的最後一部分題目是：“較低的溫度下CO氧化錳摻雜二氧化鈦（Ti0.8Mn0.2O2）催化劑Pt負載在一個非常低的重量百分比顯著改善。它著重於合成，表徵及CO氧化催化活性一個非常低的％（重量）的Pt上的錳摻雜TiO2（0.05重量％Pt/Ti0.8Mn0.2O2的）納米材料的支持。用於合成的混合介孔的納米片和nanoroad的材料的合成方法提供了一些顯著的優點。 0.05％（重量）Pt / Ti0.8Mn0.2O2的樣品表現出顯著較高的CO氧化活性比相應的0.05％（重量）的適宜。較高的活性為0.05％（重量）Pt/Ti0.8Mn0.2O2歸因播放宣傳效果的氧原子的遷移率。用該催化劑時，100％的CO轉化率在120 oC。然而，0.05％（重量）Pt/TiO2在180℃時顯示出100％的CO轉化率。 Ti0.8Mn0.2O2顯示促銷效果Ti0.8Mn0.2O2納米材料沉積在催化劑的高活性，高穩定的鉑。我們的方法也可以擴展到其他技術領域：綠色的水分解和鋰離子電池。
在這項研究中，超薄的二氧化鈦塗層的MWCNT和Mn摻雜技術分別提供了一個可行的方法，它可以擴展到其他類似的技術應用的其他納米材料塗層和摻雜。

Sustainable development requires a sustainable supply of clean and affordable energy resources that do not cause negative societal impacts. Fuel cell technology is known to be a promising solution for energy issues over the world. The main objective in fuel cell technologies is to develop low-cost, high-performance and durable materials. However, the instability of platinum on the carbon support and the sluggish kinetics of the oxygen reduction reaction (ORR) are critical issues affecting the activity and long-term durability of polymer electrolyte membrane fuel cells (PEMFCs).
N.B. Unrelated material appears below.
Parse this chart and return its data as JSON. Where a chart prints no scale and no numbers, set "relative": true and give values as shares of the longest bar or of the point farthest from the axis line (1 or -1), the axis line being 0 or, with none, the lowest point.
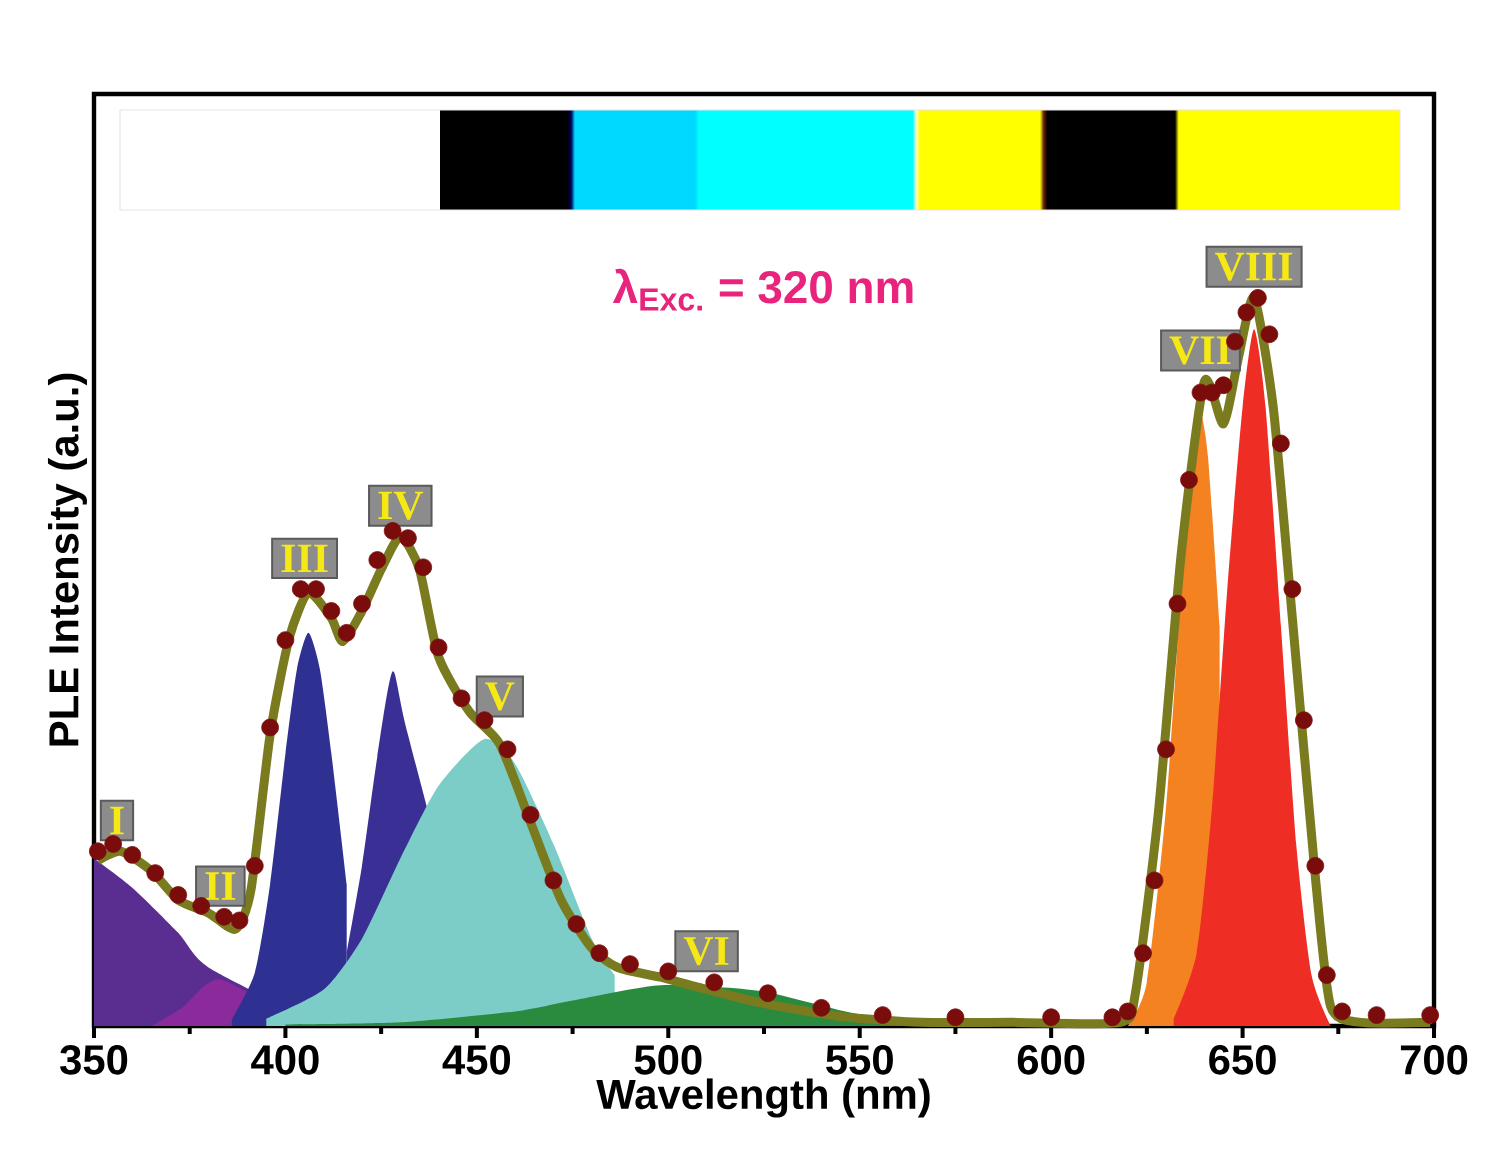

Similarly, direct methanol fuel cells (DMFCs) are characterized by the slower oxidation kinetics of methanol, methanol crossover and platinum poisoning by tenaciously held CO-like reaction intermediate produced during stepwise dehydrogenation of methanol. Furthermore, highly active and selective catalyst that operates well in a wide temperature window (e.g., 80-180 oC), good resistance to CO2 and steam that withstands CO poisoning are still issues needed to be addressed for fuel cell catalysis.
In order to make fuel cells competitive with other conventional technologies, the cost of fuel cell power systems must be reduced; their durability and reliability must be improved. However, the poor natural abundance of platinum electrocatalyst keeps the cost of fuel cells higher. Recently, exploring alternative catalysts (nonprecious metal electrocatalyst and metal alloys) and their supports are hot areas of research. Engineering of both the catalysts and their supports is known to potentially improve the activity and durability of the electrocatalysts for fuel cells catalysis.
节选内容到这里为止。